Despite the success that the Cubs have had this off-season, there were also mistakes that were made. That is why the Cubs are still a clear level below the St. Louis Cardinals in regard to competing in the National League Central division. Whether or not the Cubs are on the same plan as the Milwaukee Brewers is debated but if they show a willingness to correct the mistakes that were made, they could take a second step forward.
3 biggest Chicago Cubs offseason mistakes: No extensions for Ian Happ or Nico Hoerner
The Cubs entered the offseason with one of their goals being to make progress on potential contract extensions for left fielder Ian Happ and second baseman Nico Hoerner. Happ is a free agent after this season, and Hoerner is set to reach free agency in 2026.

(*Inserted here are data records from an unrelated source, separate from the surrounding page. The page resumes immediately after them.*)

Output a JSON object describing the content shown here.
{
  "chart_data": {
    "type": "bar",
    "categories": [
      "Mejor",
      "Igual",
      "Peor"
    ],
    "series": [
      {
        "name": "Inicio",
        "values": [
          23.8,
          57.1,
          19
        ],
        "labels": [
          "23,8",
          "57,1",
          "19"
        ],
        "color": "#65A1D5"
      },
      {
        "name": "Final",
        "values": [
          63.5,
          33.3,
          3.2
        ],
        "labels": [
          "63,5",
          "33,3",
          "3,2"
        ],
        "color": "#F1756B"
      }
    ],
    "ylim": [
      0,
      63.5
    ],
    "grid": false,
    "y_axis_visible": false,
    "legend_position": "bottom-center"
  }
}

Solution: Trade Happ and sign Hoerner to a contract extension in-season
Unless Happ signs an extension before Opening Day, it seems likely that he will test free agency after the season given there does not appear to be any progress made on a new deal with the Cubs. With that in mind, the solution for the Cubs to this mistake would be to trade Happ at the Major League Baseball trade deadline. If done right, the Cubs could be in a position to move Happ at the deadline to address another area of need at the Major League level. Mind you, this is predicated on one of the following--Pete Crow-Armstrong, Brennen Davis, Kevin Alcantara, or Owne Caissie--taking another step forward in their development toward the Major League level.
For Hoerner, the goal for the Cubs should still be to sign their starting second baseman to an extension. The situation with Hoerner is not nearly as dire considering he does not reach free agent until 2026.